Plotting DNA Copy Number Alterations

Theory

To make a CNA plot in pacbiowdlR, you need two files as input both of which are output in the pacbiowdlR pipeline: 1) a depth file output and 2) a variant file which denotes the copy alteration ranges.

There are three different methods used to visualize the delta values in your CNA plot. In each case, let

$s(x)$ denote the observed score (or coverage value) at position $x$ ,
$\delta(x)$ be the computed delta value at position $x$ .

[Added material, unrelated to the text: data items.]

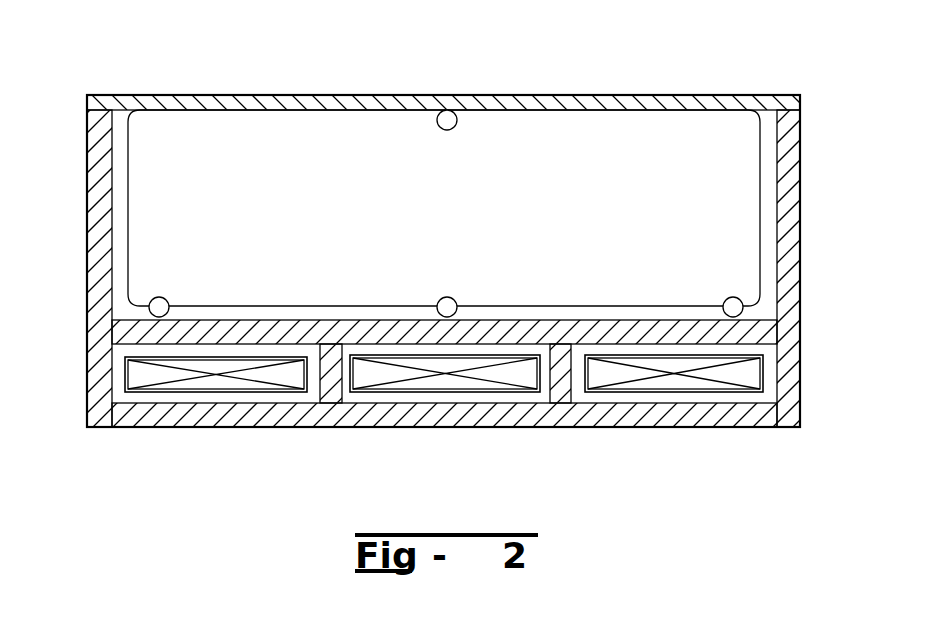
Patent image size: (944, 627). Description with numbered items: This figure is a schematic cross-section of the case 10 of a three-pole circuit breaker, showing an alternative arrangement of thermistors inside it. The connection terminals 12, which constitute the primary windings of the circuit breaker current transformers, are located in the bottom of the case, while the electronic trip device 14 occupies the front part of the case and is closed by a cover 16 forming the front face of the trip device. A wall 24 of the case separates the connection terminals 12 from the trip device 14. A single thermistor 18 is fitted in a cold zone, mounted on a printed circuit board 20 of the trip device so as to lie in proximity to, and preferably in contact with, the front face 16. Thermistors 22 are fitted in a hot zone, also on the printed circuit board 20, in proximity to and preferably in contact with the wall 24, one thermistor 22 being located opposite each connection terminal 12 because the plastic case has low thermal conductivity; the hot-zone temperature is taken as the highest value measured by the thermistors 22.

The case 10 is at (100, 262).
The connection terminals 12 is at (215, 383).
The electronic trip device 14 is at (768, 228).
The cover 16 is at (551, 102).
The thermistor 18 is at (454, 111).
The printed circuit board 20 is at (740, 158).
The thermistors 22 is at (160, 297).
The wall 24 is at (757, 330).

1. Simple Difference (“delta” method)

In the simplest method, the delta is computed as the difference between the observed score and the mean score over all positions. Mathematically, if the mean score is

$\bar{s} = \frac{1}{N} \sum_{i=1}^{N} s(x_i),$

then the delta for a given position $x$ is

$\delta(x) = s(x) - \bar{s}.$

This method highlights how much a given data point deviates from the overall average.

2. LOESS-Based Log-Ratio (“loess” method)

In this approach, a nonparametric regression (LOESS) is used to fit a smooth curve to the observed scores as a function of $x$ . Let the LOESS-fitted values be denoted by $\hat{s}_{\text{LOESS}}(x)$ . Then, the delta is computed as the log₂ ratio of the observed score to the fitted value:

$\delta(x) = \log_2\left(\frac{s(x)}{\hat{s}_{\text{LOESS}}(x)}\right).$

This transformation emphasizes relative differences rather than absolute differences. Using the log ratio, you capture percentage-like changes in coverage relative to the locally expected value.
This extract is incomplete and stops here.